How To Persevere When You Don’t Want To


In the apostle Peter’s second letter to the early Christians, he lists five qualities that we should try to evidence in our lives: he urges us to add to our “faith virtue, to virtue knowledge, to knowledge self-control, to self-control perseverance” (2 Peter 1:5, 6 NKJV).

Perseverance—that’s a word we don’t use often. The Merriam-Webster Dictionary says that perseverance is the quality that allows someone to continue trying to do something even though it is difficult.[1] No wonder we don’t talk much about perseverance, because, let’s face it, we aren’t automatically drawn to do jobs that are difficult.
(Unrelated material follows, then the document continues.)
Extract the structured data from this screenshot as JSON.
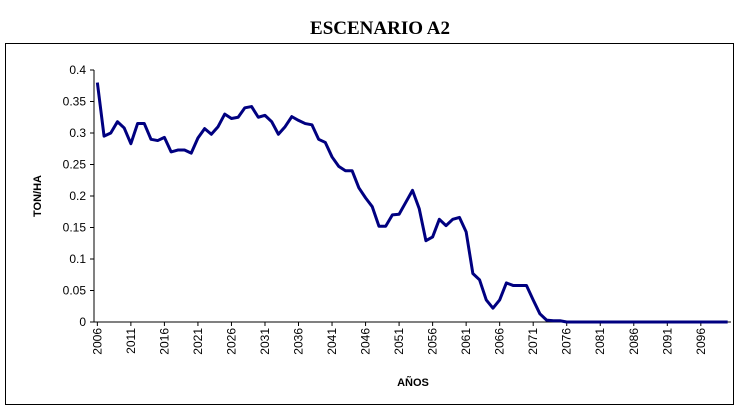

But my favorite definition of perseverance is one given by Pastor David Jeremiah: he says perseverance is continuing to do what you don’t want to do.[2]

We’re usually full of enthusiasm when we start a project—perhaps some kind of handicraft that we want to give to a friend. Or possibly you started a small group Bible study that has gotten bogged down. Or maybe you began writing a letter of appreciation for a kindness someone did for you but you never quite finished it.
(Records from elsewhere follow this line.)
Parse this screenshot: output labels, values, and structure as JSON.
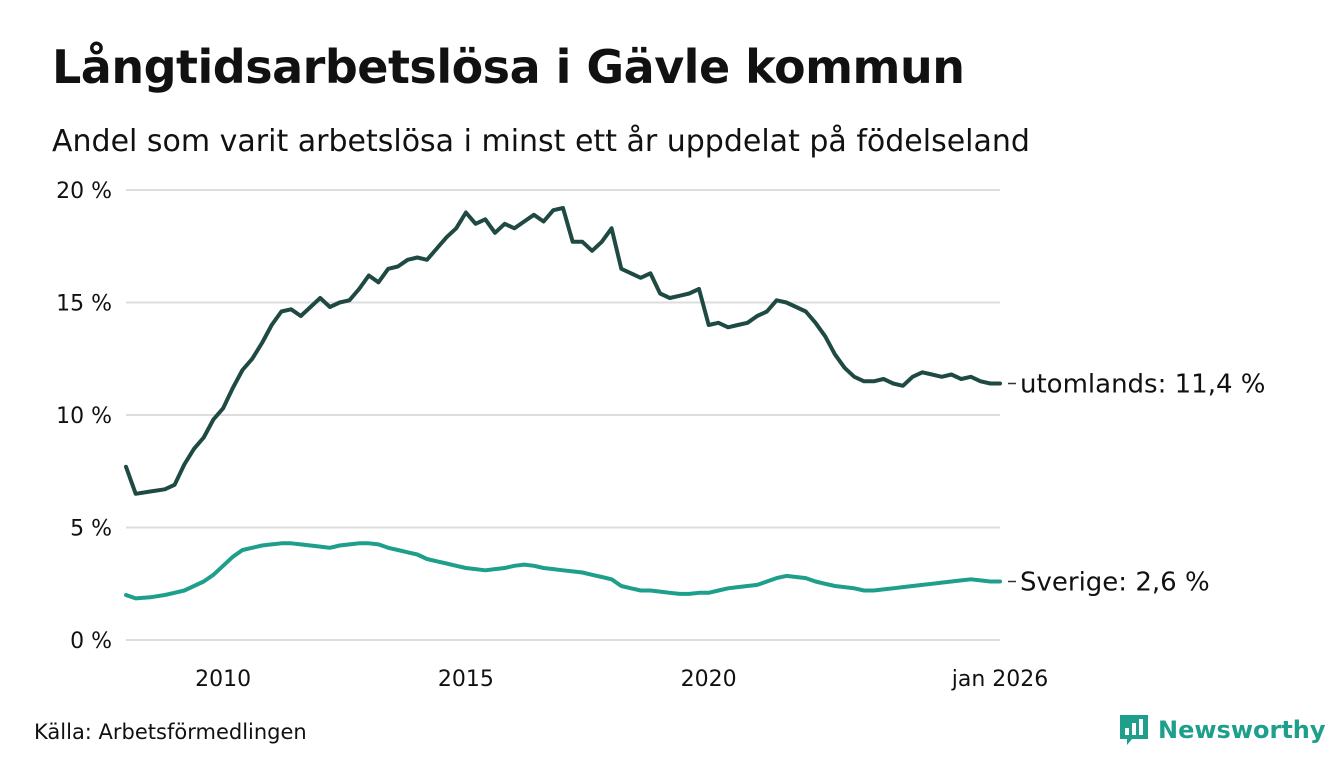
{
  "header": {
    "title": "Långtidsarbetslösa i Gävle kommun",
    "subtitle": "Andel som varit arbetslösa i minst ett år uppdelat på födelseland"
  },
  "footer": {
    "source": "Källa: Arbetsförmedlingen",
    "brand": "Newsworthy"
  },
  "colors": {
    "utomlands": "#1f4a43",
    "sverige": "#1d9f8c",
    "grid": "#dddddd",
    "brand": "#1d9f8c"
  },
  "chart_data": {
    "type": "line",
    "title": "Långtidsarbetslösa i Gävle kommun",
    "subtitle": "Andel som varit arbetslösa i minst ett år uppdelat på födelseland",
    "xlabel": "",
    "ylabel": "",
    "xlim": [
      2008.0,
      2026.0
    ],
    "ylim": [
      0,
      20
    ],
    "grid": true,
    "x_ticks": [
      {
        "value": 2010,
        "label": "2010"
      },
      {
        "value": 2015,
        "label": "2015"
      },
      {
        "value": 2020,
        "label": "2020"
      },
      {
        "value": 2026,
        "label": "jan 2026"
      }
    ],
    "y_ticks": [
      {
        "value": 0,
        "label": "0 %"
      },
      {
        "value": 5,
        "label": "5 %"
      },
      {
        "value": 10,
        "label": "10 %"
      },
      {
        "value": 15,
        "label": "15 %"
      },
      {
        "value": 20,
        "label": "20 %"
      }
    ],
    "series": [
      {
        "name": "utomlands",
        "end_label": "utomlands: 11,4 %",
        "x": [
          2008.0,
          2008.2,
          2008.5,
          2008.8,
          2009.0,
          2009.2,
          2009.4,
          2009.6,
          2009.8,
          2010.0,
          2010.2,
          2010.4,
          2010.6,
          2010.8,
          2011.0,
          2011.2,
          2011.4,
          2011.6,
          2011.8,
          2012.0,
          2012.2,
          2012.4,
          2012.6,
          2012.8,
          2013.0,
          2013.2,
          2013.4,
          2013.6,
          2013.8,
          2014.0,
          2014.2,
          2014.4,
          2014.6,
          2014.8,
          2015.0,
          2015.2,
          2015.4,
          2015.6,
          2015.8,
          2016.0,
          2016.2,
          2016.4,
          2016.6,
          2016.8,
          2017.0,
          2017.2,
          2017.4,
          2017.6,
          2017.8,
          2018.0,
          2018.2,
          2018.4,
          2018.6,
          2018.8,
          2019.0,
          2019.2,
          2019.4,
          2019.6,
          2019.8,
          2020.0,
          2020.2,
          2020.4,
          2020.6,
          2020.8,
          2021.0,
          2021.2,
          2021.4,
          2021.6,
          2021.8,
          2022.0,
          2022.2,
          2022.4,
          2022.6,
          2022.8,
          2023.0,
          2023.2,
          2023.4,
          2023.6,
          2023.8,
          2024.0,
          2024.2,
          2024.4,
          2024.6,
          2024.8,
          2025.0,
          2025.2,
          2025.4,
          2025.6,
          2025.8,
          2026.0
        ],
        "values": [
          7.7,
          6.5,
          6.6,
          6.7,
          6.9,
          7.8,
          8.5,
          9.0,
          9.8,
          10.3,
          11.2,
          12.0,
          12.5,
          13.2,
          14.0,
          14.6,
          14.7,
          14.4,
          14.8,
          15.2,
          14.8,
          15.0,
          15.1,
          15.6,
          16.2,
          15.9,
          16.5,
          16.6,
          16.9,
          17.0,
          16.9,
          17.4,
          17.9,
          18.3,
          19.0,
          18.5,
          18.7,
          18.1,
          18.5,
          18.3,
          18.6,
          18.9,
          18.6,
          19.1,
          19.2,
          17.7,
          17.7,
          17.3,
          17.7,
          18.3,
          16.5,
          16.3,
          16.1,
          16.3,
          15.4,
          15.2,
          15.3,
          15.4,
          15.6,
          14.0,
          14.1,
          13.9,
          14.0,
          14.1,
          14.4,
          14.6,
          15.1,
          15.0,
          14.8,
          14.6,
          14.1,
          13.5,
          12.7,
          12.1,
          11.7,
          11.5,
          11.5,
          11.6,
          11.4,
          11.3,
          11.7,
          11.9,
          11.8,
          11.7,
          11.8,
          11.6,
          11.7,
          11.5,
          11.4,
          11.4
        ]
      },
      {
        "name": "Sverige",
        "end_label": "Sverige:  2,6 %",
        "x": [
          2008.0,
          2008.2,
          2008.5,
          2008.8,
          2009.0,
          2009.2,
          2009.4,
          2009.6,
          2009.8,
          2010.0,
          2010.2,
          2010.4,
          2010.6,
          2010.8,
          2011.0,
          2011.2,
          2011.4,
          2011.6,
          2011.8,
          2012.0,
          2012.2,
          2012.4,
          2012.6,
          2012.8,
          2013.0,
          2013.2,
          2013.4,
          2013.6,
          2013.8,
          2014.0,
          2014.2,
          2014.4,
          2014.6,
          2014.8,
          2015.0,
          2015.2,
          2015.4,
          2015.6,
          2015.8,
          2016.0,
          2016.2,
          2016.4,
          2016.6,
          2016.8,
          2017.0,
          2017.2,
          2017.4,
          2017.6,
          2017.8,
          2018.0,
          2018.2,
          2018.4,
          2018.6,
          2018.8,
          2019.0,
          2019.2,
          2019.4,
          2019.6,
          2019.8,
          2020.0,
          2020.2,
          2020.4,
          2020.6,
          2020.8,
          2021.0,
          2021.2,
          2021.4,
          2021.6,
          2021.8,
          2022.0,
          2022.2,
          2022.4,
          2022.6,
          2022.8,
          2023.0,
          2023.2,
          2023.4,
          2023.6,
          2023.8,
          2024.0,
          2024.2,
          2024.4,
          2024.6,
          2024.8,
          2025.0,
          2025.2,
          2025.4,
          2025.6,
          2025.8,
          2026.0
        ],
        "values": [
          2.0,
          1.85,
          1.9,
          2.0,
          2.1,
          2.2,
          2.4,
          2.6,
          2.9,
          3.3,
          3.7,
          4.0,
          4.1,
          4.2,
          4.25,
          4.3,
          4.3,
          4.25,
          4.2,
          4.15,
          4.1,
          4.2,
          4.25,
          4.3,
          4.3,
          4.25,
          4.1,
          4.0,
          3.9,
          3.8,
          3.6,
          3.5,
          3.4,
          3.3,
          3.2,
          3.15,
          3.1,
          3.15,
          3.2,
          3.3,
          3.35,
          3.3,
          3.2,
          3.15,
          3.1,
          3.05,
          3.0,
          2.9,
          2.8,
          2.7,
          2.4,
          2.3,
          2.2,
          2.2,
          2.15,
          2.1,
          2.05,
          2.05,
          2.1,
          2.1,
          2.2,
          2.3,
          2.35,
          2.4,
          2.45,
          2.6,
          2.75,
          2.85,
          2.8,
          2.75,
          2.6,
          2.5,
          2.4,
          2.35,
          2.3,
          2.2,
          2.2,
          2.25,
          2.3,
          2.35,
          2.4,
          2.45,
          2.5,
          2.55,
          2.6,
          2.65,
          2.7,
          2.65,
          2.6,
          2.6
        ]
      }
    ]
  }
}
One time I started writing a book, but in a few weeks I lost interest. At that exact time, a verse in the Bible came to my attention; in fact, it nearly nearly jumped off the page as I read it. The verse says, “Now finish the work, so that your eager willingness to do it may be matched by your completion of it” (2 Corinthians 8:11 NIV). Okay, Lord, I get the point.

Synonyms for perseverance include tenacity, determination, stick-to-itiveness, backbone and grit. Whatever you call it, let’s ask God to help us persevere—to finish what we start—for His glory.


[1] “Perseverance.” Dictionary, Merriam-Webster, Accessed June 12,2021.

[2] David Jeremiah, “Turning Point” television program aired September 15, 2019.